En 1987, 39% de l'électricité en Corée du Nord provenait de sources à faibles émissions de carbone (toutes issues de l'hydroélectricité). Cela était très proche de la moyenne mondiale de l'époque (36%). En 2019, 87% de l'électricité en Corée du Nord provenait de sources à faibles émissions de carbone – un succès formidable en matière de décarbonation. Comment cela a-t-il été fait ? La production hydroélectrique n'a en fait pas du tout augmentée pendant cette période. Au lieu de cela, ils ont réduit la production totale d'électricité - de 35 TWh en 1989 à 16 TWh en 2019.

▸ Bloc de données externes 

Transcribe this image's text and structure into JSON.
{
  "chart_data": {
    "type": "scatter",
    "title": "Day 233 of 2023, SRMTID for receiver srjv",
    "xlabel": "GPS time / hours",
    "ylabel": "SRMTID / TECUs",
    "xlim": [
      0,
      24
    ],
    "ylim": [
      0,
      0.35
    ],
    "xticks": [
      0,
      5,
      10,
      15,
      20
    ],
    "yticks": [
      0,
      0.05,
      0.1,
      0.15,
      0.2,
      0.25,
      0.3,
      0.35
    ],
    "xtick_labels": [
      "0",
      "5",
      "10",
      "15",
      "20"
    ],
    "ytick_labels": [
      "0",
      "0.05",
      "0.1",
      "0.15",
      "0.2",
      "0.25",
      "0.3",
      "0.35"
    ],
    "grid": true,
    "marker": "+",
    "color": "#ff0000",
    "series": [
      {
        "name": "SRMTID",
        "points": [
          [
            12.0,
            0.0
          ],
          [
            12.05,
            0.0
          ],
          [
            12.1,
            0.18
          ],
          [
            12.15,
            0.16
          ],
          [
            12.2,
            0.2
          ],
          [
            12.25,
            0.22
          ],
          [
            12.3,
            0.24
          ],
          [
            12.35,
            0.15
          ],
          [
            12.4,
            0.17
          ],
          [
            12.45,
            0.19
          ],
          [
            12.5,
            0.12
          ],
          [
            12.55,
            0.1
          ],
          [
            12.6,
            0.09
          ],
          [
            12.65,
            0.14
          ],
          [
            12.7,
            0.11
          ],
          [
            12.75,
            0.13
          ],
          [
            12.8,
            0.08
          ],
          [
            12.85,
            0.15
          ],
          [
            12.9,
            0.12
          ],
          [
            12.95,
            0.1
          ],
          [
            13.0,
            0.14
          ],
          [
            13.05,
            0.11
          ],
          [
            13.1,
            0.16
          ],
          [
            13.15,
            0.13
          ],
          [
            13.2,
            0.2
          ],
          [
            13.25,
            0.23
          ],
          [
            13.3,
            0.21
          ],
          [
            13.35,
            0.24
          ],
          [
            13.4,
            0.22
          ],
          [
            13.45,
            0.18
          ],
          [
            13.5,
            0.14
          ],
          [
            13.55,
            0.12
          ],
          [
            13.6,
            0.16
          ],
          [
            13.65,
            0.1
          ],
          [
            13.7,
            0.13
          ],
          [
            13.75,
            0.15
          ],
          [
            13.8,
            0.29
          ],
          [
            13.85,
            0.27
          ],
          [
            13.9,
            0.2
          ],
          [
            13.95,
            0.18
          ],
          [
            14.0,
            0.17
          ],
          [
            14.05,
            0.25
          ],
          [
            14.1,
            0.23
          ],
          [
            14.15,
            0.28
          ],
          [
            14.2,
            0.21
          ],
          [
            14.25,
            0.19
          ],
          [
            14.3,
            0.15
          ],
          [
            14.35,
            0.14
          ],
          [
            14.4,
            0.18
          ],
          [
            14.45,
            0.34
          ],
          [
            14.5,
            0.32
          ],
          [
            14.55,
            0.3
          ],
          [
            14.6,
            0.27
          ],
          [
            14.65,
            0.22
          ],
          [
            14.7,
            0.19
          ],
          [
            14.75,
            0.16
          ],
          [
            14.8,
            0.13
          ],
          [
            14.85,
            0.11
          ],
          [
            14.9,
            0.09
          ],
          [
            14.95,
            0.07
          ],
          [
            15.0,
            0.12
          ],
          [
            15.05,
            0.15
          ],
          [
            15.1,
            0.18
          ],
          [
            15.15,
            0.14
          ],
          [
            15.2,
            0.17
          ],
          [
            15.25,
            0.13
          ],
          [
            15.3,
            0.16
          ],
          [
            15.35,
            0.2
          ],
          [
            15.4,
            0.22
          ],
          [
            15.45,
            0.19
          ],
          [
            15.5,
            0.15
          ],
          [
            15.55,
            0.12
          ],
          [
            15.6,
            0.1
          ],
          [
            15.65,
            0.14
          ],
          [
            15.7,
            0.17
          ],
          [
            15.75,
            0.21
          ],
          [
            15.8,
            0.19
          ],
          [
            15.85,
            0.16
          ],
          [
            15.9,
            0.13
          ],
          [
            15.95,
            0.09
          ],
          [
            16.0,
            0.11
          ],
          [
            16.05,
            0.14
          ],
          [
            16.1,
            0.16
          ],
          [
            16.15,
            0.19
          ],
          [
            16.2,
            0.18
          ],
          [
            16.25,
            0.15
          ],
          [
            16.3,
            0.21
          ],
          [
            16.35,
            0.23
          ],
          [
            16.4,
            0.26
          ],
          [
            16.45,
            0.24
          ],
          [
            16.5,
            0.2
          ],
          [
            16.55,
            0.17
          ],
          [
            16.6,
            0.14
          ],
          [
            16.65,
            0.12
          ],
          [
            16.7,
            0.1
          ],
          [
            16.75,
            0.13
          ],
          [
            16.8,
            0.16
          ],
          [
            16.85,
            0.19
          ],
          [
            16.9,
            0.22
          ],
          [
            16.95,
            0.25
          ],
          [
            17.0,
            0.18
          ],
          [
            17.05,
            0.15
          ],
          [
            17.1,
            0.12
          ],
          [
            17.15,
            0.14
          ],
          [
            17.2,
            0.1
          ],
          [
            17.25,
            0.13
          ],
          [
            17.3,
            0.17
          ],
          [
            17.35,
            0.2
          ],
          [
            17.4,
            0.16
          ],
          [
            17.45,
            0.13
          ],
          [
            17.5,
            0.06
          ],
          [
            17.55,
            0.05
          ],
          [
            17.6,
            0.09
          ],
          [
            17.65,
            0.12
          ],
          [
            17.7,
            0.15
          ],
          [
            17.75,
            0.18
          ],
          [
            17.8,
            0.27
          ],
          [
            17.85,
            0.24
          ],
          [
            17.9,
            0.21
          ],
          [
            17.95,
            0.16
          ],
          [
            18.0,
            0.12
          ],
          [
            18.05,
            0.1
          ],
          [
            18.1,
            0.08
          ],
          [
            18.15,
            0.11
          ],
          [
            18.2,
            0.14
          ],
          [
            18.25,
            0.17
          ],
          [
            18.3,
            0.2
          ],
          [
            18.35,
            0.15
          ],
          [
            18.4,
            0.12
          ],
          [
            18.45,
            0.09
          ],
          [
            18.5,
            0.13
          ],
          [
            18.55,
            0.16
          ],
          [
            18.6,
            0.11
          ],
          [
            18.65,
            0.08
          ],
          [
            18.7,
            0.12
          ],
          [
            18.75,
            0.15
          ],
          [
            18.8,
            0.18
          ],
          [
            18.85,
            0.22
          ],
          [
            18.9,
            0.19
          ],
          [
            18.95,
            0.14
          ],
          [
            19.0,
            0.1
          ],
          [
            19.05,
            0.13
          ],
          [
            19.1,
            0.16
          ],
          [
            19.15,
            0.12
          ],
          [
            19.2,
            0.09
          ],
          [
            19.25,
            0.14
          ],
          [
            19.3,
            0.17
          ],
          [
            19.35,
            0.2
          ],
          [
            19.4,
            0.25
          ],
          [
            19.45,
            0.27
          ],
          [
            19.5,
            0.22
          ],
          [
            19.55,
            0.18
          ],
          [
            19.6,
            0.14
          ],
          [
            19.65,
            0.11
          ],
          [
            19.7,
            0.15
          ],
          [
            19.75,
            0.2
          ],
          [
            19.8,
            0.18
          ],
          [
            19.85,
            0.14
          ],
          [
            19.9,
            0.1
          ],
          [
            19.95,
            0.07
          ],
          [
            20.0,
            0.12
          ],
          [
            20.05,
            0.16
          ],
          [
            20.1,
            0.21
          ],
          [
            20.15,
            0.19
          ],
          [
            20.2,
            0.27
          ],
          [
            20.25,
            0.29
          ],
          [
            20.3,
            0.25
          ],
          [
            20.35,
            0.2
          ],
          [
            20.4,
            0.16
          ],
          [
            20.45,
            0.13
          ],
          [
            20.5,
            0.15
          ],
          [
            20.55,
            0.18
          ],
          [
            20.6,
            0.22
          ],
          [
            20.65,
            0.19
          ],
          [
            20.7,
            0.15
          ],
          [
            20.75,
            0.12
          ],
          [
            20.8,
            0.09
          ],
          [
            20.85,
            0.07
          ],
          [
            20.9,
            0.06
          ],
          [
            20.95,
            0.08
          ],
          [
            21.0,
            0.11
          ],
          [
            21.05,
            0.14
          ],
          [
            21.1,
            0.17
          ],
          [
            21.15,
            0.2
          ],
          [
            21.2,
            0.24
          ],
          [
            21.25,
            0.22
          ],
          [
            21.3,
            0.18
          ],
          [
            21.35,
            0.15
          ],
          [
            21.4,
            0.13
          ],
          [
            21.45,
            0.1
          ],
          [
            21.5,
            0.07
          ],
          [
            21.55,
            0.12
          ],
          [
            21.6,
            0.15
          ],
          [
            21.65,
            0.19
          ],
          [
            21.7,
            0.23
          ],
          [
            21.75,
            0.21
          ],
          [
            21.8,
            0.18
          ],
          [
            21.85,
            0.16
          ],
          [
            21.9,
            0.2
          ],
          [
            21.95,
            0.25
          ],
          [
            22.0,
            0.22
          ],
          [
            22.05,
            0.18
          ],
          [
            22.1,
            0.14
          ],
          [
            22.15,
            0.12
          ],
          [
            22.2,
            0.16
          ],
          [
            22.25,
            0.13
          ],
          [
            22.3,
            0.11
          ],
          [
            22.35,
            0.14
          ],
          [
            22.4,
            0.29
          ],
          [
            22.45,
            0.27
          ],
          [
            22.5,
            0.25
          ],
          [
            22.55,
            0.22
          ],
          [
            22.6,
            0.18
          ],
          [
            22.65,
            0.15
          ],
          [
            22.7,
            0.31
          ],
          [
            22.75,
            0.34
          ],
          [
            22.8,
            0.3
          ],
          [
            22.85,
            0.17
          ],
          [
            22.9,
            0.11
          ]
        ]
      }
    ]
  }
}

Parmi les 26 autres pays qui obtiennent actuellement 80% ou plus de leur électricité de sources à faibles émissions de carbone, aucun n'a atteint son succès en réduisant la demande. Tous y sont parvenus en investissant dans la production d'électricité à faibles émissions de carbone.
Il est également important de noter que seulement 9% de l'approvisionnement énergétique total de la Corée du Nord est électrifié. Bien que la Corée du Nord montre qu'il est possible de décarboner son réseau électrique en réduisant la demande, elle ne montre pas que l'on peut décarboner l'ensemble de l'approvisionnement en énergie sans investir dans des sources d'énergie à faibles émissions de carbone. Pour atteindre 100% d'énergie à faibles émissions de carbone sans élargir les sources à faibles émissions de carbone, la Corée du Nord devrait à la fois tout électrifier et réduire la consommation totale d'énergie d'environ 90%.